SC: Identificada mulher que perdeu a vida em momento de lazer
O caso ocorrido na manhã do último domingo, 15 de março, em Garuva, no Norte de Santa Catarina, gerou grande comoção na comunidade local e reforça os riscos associados a passeios de bicicleta em estradas rurais. Embora sejam atividades populares e saudáveis, trechos com descidas acentuadas e vias de terra exigem atenção redobrada para evitar acidentes graves.

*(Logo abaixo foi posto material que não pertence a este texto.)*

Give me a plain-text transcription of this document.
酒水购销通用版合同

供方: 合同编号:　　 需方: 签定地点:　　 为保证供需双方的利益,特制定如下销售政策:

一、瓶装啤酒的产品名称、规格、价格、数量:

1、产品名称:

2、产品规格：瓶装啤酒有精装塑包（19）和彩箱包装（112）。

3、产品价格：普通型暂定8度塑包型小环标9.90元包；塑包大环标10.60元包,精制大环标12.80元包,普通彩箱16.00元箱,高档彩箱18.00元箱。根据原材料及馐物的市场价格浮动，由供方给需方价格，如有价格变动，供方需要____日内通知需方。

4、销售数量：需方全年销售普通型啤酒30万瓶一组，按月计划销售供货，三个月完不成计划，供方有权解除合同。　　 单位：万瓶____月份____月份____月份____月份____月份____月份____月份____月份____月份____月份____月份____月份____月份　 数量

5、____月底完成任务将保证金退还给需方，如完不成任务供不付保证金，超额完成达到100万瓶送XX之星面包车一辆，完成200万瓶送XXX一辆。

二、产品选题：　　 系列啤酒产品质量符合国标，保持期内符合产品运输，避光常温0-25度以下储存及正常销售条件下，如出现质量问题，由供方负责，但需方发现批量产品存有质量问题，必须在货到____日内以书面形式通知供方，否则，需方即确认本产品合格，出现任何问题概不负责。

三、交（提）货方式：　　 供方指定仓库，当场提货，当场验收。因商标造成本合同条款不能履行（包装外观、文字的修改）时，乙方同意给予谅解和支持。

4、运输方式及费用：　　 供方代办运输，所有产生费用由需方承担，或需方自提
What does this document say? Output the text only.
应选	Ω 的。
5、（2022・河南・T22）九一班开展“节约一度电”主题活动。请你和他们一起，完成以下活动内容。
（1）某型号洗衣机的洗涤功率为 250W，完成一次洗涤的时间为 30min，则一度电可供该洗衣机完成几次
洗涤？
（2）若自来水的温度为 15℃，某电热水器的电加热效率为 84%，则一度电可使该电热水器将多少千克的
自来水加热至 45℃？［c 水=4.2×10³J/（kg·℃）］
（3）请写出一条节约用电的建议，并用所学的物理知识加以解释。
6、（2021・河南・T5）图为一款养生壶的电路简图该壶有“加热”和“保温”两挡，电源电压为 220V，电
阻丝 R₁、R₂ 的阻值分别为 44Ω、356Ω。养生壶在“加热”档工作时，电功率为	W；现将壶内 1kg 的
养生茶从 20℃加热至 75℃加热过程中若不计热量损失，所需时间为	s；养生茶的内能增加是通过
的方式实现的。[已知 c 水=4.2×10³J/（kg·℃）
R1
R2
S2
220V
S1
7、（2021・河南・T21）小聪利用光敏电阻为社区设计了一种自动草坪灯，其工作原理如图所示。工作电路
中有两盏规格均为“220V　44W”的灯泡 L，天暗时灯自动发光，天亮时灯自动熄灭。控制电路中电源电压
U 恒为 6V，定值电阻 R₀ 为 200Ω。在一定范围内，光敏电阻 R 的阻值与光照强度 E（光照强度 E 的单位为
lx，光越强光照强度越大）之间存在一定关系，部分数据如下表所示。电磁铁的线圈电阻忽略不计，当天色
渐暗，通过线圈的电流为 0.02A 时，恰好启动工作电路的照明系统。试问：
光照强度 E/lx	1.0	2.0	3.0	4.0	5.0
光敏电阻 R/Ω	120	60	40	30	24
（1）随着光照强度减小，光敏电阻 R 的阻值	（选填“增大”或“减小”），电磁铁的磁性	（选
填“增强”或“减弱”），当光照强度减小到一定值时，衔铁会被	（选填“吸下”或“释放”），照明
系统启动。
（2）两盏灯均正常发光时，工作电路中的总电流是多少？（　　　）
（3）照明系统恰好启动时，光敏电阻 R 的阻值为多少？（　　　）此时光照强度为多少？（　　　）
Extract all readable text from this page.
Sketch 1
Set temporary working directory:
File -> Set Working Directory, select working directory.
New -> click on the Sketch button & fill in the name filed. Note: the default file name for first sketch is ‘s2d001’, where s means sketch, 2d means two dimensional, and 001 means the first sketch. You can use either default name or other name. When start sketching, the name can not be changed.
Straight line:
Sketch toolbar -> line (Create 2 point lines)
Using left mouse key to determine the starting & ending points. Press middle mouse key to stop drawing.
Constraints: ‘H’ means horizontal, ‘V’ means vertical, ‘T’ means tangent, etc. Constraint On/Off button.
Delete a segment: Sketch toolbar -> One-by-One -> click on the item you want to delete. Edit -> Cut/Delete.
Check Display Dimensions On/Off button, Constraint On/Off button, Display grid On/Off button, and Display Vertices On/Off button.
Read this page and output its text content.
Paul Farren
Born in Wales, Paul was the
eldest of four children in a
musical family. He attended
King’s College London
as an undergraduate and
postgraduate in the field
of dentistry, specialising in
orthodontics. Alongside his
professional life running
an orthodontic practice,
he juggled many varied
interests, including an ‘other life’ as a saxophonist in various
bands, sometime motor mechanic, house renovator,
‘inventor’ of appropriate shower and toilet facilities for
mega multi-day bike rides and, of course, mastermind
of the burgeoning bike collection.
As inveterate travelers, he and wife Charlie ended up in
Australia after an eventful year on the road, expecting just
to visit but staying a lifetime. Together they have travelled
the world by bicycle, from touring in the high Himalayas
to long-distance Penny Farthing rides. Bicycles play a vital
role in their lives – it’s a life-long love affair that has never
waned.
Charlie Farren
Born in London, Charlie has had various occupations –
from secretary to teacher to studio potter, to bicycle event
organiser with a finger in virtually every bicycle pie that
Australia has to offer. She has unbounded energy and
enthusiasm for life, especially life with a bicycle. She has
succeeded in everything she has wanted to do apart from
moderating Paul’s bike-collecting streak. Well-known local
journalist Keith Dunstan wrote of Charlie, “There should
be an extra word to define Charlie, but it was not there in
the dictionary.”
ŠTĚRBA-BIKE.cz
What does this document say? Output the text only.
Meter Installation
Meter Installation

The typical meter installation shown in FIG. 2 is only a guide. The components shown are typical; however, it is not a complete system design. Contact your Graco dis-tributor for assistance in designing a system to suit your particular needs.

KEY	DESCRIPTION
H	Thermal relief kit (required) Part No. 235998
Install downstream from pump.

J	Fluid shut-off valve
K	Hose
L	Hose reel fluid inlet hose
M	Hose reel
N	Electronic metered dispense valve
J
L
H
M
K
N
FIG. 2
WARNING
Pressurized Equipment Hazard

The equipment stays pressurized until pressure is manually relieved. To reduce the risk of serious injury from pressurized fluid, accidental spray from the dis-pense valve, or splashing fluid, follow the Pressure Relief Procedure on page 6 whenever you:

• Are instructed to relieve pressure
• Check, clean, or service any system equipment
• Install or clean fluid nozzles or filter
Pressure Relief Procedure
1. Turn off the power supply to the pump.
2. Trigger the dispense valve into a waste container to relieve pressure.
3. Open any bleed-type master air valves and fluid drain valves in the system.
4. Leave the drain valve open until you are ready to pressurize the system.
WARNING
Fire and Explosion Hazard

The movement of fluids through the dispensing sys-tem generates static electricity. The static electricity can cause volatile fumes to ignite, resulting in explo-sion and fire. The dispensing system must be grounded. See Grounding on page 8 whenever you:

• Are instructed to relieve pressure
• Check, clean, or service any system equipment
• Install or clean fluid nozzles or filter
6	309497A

A vítima foi identificada como Maria Márcia Muller Zietz, de 55 anos, que participava de um passeio de bicicleta pela região. O acidente aconteceu por volta das 7h45 na Estrada Quiriri, quando Maria Márcia perdeu o controle da bicicleta durante uma descida e acabou colidindo contra uma árvore às margens da via, sofrendo um traumatismo craniano grave.
Uma prima da vítima, que participava do mesmo percurso, relatou ter perdido Maria Márcia de vista por alguns instantes antes de encontrá-la caída. Equipes do Corpo de Bombeiros e do Serviço de Atendimento Móvel de Urgência foram acionadas imediatamente, mas a mulher não resistiu aos ferimentos, e o óbito foi confirmado ainda no local.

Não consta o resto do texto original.